June 22 - 28, 2020

Page 8

You Still Count! The sta by Suzanne Hanney

Completing the census is radical resistance, spoken word artist Bella Bahhs told 35,000 Chicago youth attending the We Gon’ Be Alright virtual concert that followed a May 23 youth summit hosted by Mayor Lori Lightfoot’s first-ever youth commission. “Ain’t I a woman, don’t I count? Ain’t it about time I get what’s mine?...Proactive care means calling on our community to fill out the 2020 census. I never would have thought of it as radical resistance if the Women’s Justice Institute hadn’t had it make sense. The U.S. census determines how many seats your state gets in the House of Representatives. That’s the branch of Congress that actually approved Donald Trump’s impeachment. “The U.S. census determines how billions of dollars in federal funding get distributed and spent,” Bahhs continued. “We need schools, jobs, offices, homes, shelters, community shelters, money to fund our businesses. I am here on behalf of all from whom I am descended. This is a head count. I have been present. They have been counting us out. Look at the resilience. I will not let you discount our experience.” Illinois was in 8th place nationally in U.S. census response in early June, which Cook County, the State of Illinois, the City of Chicago and Forefront have termed “Census Awareness Month.” As of June 15, Illinois had a self-response rate of 66.2 percent -- almost at its 70.5 percent finish in 2010. The Illinois returns are also ahead of the nation’s 60.8 percent average.
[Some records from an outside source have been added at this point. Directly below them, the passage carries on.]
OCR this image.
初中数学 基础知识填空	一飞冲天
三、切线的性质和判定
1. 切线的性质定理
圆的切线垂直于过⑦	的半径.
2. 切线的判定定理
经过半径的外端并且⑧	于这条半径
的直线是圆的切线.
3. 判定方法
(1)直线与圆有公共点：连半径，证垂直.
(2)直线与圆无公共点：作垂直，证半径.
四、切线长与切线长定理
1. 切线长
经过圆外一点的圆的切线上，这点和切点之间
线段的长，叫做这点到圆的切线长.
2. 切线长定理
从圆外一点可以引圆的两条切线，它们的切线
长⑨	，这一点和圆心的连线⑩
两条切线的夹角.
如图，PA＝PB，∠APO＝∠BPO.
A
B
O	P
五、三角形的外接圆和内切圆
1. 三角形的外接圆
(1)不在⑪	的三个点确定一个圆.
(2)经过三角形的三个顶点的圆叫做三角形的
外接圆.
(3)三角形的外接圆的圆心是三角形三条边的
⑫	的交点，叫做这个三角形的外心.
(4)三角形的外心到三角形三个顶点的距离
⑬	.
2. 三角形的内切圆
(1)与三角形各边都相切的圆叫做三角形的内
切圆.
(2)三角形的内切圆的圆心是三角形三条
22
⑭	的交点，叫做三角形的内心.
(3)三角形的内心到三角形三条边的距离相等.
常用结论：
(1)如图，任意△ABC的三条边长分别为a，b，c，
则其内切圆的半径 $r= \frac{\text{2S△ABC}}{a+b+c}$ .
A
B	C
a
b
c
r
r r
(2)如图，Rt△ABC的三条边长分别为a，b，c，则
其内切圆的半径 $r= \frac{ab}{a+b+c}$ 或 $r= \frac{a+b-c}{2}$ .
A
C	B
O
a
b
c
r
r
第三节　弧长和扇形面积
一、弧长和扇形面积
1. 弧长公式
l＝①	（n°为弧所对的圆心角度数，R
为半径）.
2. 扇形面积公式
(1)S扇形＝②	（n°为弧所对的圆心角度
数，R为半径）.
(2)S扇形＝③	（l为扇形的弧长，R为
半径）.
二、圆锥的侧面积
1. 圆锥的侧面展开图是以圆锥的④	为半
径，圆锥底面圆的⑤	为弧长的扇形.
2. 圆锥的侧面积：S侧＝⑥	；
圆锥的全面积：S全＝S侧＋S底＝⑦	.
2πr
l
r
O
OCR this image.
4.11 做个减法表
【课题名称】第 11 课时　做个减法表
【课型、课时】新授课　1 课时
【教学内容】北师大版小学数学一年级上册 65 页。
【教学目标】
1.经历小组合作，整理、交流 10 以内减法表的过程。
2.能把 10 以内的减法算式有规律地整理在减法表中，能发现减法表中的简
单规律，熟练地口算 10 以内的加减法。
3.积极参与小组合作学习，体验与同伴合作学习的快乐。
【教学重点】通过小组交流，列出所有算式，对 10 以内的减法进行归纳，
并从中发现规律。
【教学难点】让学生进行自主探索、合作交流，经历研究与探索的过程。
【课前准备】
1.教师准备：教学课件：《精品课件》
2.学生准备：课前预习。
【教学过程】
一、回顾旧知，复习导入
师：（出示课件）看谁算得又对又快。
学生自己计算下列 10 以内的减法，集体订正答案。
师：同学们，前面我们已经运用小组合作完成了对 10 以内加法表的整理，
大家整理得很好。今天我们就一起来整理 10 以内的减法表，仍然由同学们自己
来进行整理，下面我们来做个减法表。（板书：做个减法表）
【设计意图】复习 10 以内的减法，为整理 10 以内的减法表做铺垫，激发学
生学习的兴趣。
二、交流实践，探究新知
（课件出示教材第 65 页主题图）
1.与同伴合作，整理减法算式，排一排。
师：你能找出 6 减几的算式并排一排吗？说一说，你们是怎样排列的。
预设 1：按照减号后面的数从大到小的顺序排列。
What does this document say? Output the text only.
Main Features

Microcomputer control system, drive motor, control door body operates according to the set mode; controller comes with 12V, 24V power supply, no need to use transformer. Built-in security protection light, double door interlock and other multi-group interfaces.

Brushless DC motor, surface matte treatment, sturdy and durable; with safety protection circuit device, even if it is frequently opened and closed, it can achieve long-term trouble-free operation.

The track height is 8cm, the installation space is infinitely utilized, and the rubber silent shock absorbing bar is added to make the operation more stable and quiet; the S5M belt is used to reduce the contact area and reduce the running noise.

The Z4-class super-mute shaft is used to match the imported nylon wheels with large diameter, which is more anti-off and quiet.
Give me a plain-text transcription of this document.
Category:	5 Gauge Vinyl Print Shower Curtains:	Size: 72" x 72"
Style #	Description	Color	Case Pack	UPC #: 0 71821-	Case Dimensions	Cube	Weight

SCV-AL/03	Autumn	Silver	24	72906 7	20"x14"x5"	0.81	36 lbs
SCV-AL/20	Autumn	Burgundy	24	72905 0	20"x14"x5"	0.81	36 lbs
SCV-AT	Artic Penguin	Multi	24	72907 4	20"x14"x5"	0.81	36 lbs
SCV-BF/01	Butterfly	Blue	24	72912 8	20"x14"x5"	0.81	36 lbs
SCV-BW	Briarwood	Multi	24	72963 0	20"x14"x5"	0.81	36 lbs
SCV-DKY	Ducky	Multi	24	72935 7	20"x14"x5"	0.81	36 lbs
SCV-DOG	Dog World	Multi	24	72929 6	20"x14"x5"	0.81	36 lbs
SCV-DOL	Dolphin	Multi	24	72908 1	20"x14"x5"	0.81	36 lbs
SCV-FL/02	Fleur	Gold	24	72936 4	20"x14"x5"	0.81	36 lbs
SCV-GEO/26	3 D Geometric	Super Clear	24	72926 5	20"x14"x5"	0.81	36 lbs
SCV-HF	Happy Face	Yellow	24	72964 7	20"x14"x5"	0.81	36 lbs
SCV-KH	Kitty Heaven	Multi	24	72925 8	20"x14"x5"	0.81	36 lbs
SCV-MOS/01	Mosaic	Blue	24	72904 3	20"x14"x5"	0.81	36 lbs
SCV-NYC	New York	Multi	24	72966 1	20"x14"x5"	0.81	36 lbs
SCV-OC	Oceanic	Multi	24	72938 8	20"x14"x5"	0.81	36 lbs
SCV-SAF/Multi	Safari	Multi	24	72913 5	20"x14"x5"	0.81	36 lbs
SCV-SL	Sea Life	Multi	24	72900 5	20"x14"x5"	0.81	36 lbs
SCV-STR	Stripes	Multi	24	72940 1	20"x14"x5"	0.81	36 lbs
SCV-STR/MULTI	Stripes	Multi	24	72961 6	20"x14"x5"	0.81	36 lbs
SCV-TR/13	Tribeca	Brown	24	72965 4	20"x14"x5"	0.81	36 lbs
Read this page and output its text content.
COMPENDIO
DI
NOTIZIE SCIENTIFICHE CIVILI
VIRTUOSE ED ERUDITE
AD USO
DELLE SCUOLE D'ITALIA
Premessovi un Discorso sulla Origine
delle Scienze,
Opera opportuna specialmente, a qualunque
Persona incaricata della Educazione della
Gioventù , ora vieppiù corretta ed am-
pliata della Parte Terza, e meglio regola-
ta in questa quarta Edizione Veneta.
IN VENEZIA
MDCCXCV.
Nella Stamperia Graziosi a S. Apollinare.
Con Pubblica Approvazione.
But officials say we could be doing better. “We want a complete and accurate count,” says Marishonta Wilkerson, director at the Illinois 2020 Census office. Chicago’s self-response rate, meanwhile, was just 53.5 percent, with some tracts reporting only in the 30s. The lowestreporting neighborhoods include South Lawndale, North Lawndale, New City, Back of the Yards, Hermosa, West Englewood, Englewood, Pilsen, Austin and Belmont-Cragin. Throughout June, messages from the city, county and state will target hard-to-count communities: those who are underserved, those with limited English proficiency, seniors and those under age 5, homeless people, returning residents, LGBTQIA and those with a mistrust of government. The urgency is that census results determine not only seats in the U.S. House of Representatives, but as much as $675 billion annually in federal money distributed to states for programs ranging from Medicaid to food stamps, TANF and

Section 8 (see sidebar on page 11). The U.S. Constitution requires the census every 10 years and reallocates congressional seats as population shifts. Illinois could lose one seat relative to states that have gained population and a second seat if 2020's undercount is as high 2010's. Given those high stakes, the state of Illinois spent $29 million on U.S. census outreach and education – more per capita than any other state in the U.S. – for a hub-and-spoke system of Regional Intermediaries (RIs), or “trusted messengers.” At Gov. J.B. Pritzker’s request, the Illinois General Assembly allocated an additional $14.5 million to continue this work for the current fiscal year through October 31, when census reporting closes. The COVID-19 crisis made outreach difficult by eliminating face-to-face contact, so the RIs got creative with social media, from Zoom meetings to platforms such as WhatsApp and Facebook. Car caravans, with autos decorated with the census message and honking their horns, have snaked through undercounted neighborhoods to get attention so community groups can do phone bank or social media follow-up. Awareness Month events include car caravans in immigrant neighborhoods planned for June 17 and for the LGBTQ community on June 29. The Illinois Black Legislative Caucus was charged with events for June 19, or Juneteenth.